Além disso, de acordo com o cientista político, o cargo de vice “talvez não seja interessante para atores políticos fortes regionalmente, capazes de conseguirem com pernas próprias serem eleitos governadores, como, por exemplo, Daniel Vilela”.
Considerando o intervalo entre 2010 e 2024, Goiânia ficará pouco mais de dez anos sem um vice-prefeito. Afinal, este é um cargo que faz falta?
O cargo de vice é importante por ser um item a mais que pode garantir a governabilidade e para ser um elemento a mais de atração de votos. Não é obrigatório, mas é usual que se tenha como vice alguém de partido diferente do cabeça de chapa ou do incumbente. Com isso, se atrai para o governo e, consequentemente, se espera que se tenha apoio legislativo de atores políticos para além do grupo político mais próximo do cabeça de chapa ou do incumbente. Ademais, o perfil político e social do vice pode ser complementar ao do cabeça de chapa, permitindo abocanhar uma parcela do eleitorado que não seria alcançada somente por este. Agora, o vice também pode ser um problema, caso não haja sintonia política entre ele e o cabeça de chapa ou do incumbente, passando de um aliado a um adversário muito próximo. Exemplos recentes mostraram que isso é possível, como o ex-vice prefeito de Belo Horizonte Roberto Carvalho (PT) e o ex-vice presidente Michel Temer (MDB).
Por que, nos últimos anos, passou a ser tão frequente vices de todas as esferas romperem com o titular?
É difícil precisar isso de modo científico. Não só se de fato existe recentemente um aumento de atritos entre vice e principal, mas também as motivações para tanto. Isso porque os atritos se dão muitas vezes de forma silenciosa ou discreta, sem gerar fato político de conhecimento público. Logo, não são possíveis as mensurações. O que se pode afirmar no campo perceptivo é que o papel de Michel Temer no impeachment da ex-presidente Dilma pode estar servindo de inspiração a muitos vices que não possuem boa relação com o principal, dado que a operação de retirada da ex-presidente, orquestrada pelo então vice, foi um sucesso. Embora tenha pegado em relação a sua imagem a pecha de golpista, as recompensas materiais superaram o dano simbólico.

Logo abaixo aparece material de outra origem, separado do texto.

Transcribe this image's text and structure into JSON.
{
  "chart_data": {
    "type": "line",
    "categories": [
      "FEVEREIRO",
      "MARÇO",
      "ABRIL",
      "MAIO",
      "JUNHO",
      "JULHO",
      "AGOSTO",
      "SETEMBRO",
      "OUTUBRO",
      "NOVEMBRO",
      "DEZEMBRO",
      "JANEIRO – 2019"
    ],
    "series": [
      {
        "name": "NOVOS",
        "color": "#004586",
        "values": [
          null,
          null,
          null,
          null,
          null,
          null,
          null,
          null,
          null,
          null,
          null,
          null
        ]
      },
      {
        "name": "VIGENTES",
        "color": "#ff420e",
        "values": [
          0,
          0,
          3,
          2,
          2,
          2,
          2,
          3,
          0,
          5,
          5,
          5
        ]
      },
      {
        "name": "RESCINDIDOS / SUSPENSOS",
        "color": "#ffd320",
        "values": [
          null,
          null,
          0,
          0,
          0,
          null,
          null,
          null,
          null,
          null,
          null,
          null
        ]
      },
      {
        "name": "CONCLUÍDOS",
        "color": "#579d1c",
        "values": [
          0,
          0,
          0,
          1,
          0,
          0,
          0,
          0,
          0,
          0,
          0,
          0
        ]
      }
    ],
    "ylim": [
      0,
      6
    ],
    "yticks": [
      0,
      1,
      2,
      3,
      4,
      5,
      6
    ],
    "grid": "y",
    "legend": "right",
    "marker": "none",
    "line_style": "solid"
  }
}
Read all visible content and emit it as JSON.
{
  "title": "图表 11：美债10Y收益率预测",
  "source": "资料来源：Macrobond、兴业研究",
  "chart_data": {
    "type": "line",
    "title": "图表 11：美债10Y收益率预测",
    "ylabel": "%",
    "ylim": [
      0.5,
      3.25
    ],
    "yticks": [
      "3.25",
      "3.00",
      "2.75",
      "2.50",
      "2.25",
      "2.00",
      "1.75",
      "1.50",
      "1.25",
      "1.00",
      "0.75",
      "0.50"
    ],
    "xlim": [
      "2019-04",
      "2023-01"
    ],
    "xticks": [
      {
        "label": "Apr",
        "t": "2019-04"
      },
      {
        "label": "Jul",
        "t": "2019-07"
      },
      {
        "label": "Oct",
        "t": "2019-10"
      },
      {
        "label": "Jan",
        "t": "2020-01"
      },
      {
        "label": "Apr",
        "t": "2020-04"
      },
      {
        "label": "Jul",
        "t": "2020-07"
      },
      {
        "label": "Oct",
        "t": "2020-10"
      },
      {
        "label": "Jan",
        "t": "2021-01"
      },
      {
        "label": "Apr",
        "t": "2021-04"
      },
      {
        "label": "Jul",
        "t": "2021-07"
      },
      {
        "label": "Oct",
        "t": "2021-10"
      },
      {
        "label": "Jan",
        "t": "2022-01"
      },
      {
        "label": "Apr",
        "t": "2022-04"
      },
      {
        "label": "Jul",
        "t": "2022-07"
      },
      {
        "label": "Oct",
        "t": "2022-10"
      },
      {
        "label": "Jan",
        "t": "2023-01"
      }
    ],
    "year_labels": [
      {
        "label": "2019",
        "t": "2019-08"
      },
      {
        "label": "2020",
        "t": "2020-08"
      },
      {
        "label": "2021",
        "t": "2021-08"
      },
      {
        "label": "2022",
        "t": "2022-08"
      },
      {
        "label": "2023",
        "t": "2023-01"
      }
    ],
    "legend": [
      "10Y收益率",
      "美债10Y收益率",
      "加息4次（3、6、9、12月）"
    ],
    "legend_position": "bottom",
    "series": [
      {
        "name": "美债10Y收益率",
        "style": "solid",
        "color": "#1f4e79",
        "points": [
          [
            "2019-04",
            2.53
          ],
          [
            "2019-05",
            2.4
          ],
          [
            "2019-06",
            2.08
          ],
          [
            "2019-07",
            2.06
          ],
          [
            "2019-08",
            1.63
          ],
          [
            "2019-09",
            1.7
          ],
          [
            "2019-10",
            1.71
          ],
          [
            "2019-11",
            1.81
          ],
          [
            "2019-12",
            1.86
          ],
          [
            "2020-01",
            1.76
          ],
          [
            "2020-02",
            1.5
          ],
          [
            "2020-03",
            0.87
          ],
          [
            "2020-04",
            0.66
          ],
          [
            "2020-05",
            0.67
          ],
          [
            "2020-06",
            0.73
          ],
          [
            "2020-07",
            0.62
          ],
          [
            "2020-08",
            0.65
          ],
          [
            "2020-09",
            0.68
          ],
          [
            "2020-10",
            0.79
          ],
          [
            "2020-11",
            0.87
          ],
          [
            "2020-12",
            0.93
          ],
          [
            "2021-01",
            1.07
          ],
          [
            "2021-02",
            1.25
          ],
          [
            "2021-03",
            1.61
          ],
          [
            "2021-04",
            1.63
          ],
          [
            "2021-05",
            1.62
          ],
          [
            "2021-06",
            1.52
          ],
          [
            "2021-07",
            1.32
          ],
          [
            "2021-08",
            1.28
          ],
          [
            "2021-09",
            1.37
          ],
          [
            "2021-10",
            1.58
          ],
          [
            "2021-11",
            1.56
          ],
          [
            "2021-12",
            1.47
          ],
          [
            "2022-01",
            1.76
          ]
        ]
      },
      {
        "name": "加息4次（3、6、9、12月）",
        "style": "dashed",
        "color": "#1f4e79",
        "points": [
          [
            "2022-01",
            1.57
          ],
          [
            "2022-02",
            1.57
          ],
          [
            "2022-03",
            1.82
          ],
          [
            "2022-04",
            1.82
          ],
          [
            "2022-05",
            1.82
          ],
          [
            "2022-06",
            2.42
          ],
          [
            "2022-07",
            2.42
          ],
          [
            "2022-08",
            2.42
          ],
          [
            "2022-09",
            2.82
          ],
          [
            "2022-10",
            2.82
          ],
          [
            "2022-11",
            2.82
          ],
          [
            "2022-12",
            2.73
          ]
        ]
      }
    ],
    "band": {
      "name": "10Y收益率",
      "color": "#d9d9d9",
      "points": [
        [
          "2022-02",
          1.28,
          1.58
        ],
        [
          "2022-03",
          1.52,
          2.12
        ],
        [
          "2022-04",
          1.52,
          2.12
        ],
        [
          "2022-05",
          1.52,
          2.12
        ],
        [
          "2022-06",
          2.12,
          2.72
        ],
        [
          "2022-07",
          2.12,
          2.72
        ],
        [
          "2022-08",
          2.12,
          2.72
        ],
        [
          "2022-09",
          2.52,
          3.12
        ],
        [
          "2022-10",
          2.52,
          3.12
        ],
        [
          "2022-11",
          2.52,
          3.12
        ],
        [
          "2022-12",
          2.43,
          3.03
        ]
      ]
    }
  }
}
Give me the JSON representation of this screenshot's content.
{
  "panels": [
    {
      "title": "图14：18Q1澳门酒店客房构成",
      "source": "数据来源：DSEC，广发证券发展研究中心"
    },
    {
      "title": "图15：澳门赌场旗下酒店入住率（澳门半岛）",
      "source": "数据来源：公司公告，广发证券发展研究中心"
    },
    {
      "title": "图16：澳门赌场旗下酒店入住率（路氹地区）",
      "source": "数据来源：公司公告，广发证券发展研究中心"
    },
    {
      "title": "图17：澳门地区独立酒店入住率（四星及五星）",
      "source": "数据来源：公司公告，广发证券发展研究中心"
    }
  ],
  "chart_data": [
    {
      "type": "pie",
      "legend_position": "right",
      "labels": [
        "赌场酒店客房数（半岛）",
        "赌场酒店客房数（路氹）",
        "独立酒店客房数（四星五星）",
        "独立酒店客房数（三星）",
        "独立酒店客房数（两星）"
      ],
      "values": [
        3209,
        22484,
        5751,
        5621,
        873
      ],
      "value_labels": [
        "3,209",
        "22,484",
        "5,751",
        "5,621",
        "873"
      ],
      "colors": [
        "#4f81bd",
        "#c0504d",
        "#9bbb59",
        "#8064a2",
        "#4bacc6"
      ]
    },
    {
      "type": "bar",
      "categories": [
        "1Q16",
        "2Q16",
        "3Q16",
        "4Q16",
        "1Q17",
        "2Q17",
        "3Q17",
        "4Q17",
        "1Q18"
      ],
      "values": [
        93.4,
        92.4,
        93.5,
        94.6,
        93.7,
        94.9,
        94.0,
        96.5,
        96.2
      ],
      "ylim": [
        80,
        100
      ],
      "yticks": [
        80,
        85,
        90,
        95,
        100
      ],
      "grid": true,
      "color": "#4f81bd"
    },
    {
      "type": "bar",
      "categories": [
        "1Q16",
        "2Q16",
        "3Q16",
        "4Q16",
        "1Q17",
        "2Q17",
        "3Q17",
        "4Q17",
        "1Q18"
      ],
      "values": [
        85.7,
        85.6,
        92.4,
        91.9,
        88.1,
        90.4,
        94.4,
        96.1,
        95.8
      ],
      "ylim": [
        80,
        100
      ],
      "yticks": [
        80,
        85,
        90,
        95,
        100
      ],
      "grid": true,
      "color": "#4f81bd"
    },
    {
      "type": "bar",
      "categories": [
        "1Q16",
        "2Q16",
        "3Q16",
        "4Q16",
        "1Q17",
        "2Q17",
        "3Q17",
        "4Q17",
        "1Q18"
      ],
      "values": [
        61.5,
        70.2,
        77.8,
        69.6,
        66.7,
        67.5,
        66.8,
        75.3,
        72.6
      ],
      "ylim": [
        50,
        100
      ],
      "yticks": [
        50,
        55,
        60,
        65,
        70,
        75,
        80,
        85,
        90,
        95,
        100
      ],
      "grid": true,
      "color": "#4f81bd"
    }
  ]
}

Pensando neste cargo na chapa do governador Ronaldo Caiado em 2022, a ideia de que o vice pode ser o candidato a governador em 2026 faz sentido?
Faz sentido, mas é ingênuo achar que tal tipo de promessa tem 100% de chance de ser cumprida. É comum observar que, mesmo em gestões que se encerram bem-avaliadas, vices porventura são escanteados pelo grupo no poder caso não sejam do mesmo partido do mandatário que está de saída. O que é garantido é que o vice herda, em alguma medida, os bônus e os ônus da gestão em que esteve ligado e que, havendo relação harmoniosa, necessariamente fica em condição de subordinação ao incumbente, isto é, segue uma agenda que, às vezes, pode lhe causar estranhamento e aparece necessariamente menos do que o incumbente. Então, talvez não seja interessante para atores políticos fortes regionalmente, capazes de conseguirem com pernas próprias serem eleitos governadores, como, por exemplo, Daniel Vilela, estar em posição de vice.
No Brasil, é possível conceder ao vice uma função oficial além de ser o segundo na linha sucessória?
Sim, vices têm funções constitucionalmente reguladas no Brasil, mas o principal papel se dá no campo da legitimidade e da atuação estratégica, que é definido politicamente. A importância dos vices varia entre os países e os casos de EUA e Argentina são emblemáticos, pois nesses países eles possuem uma centralidade maior porque, além de ocuparem a linha sucessória, têm voto nas casas legislativas, o que pode ajudar a definir uma votação apertada em prol ou contra o governo. Na presidência vigente do Brasil, o vice Hamilton Mourão encontra-se escanteado por Bolsonaro, cabendo a ele funções pouco relevantes. Mas já tivemos vices que eram atuantes, mesmo que de modo muito distinto entre si, como, por exemplo, Marco Maciel (1995-2002) e José Alencar (2003-2010).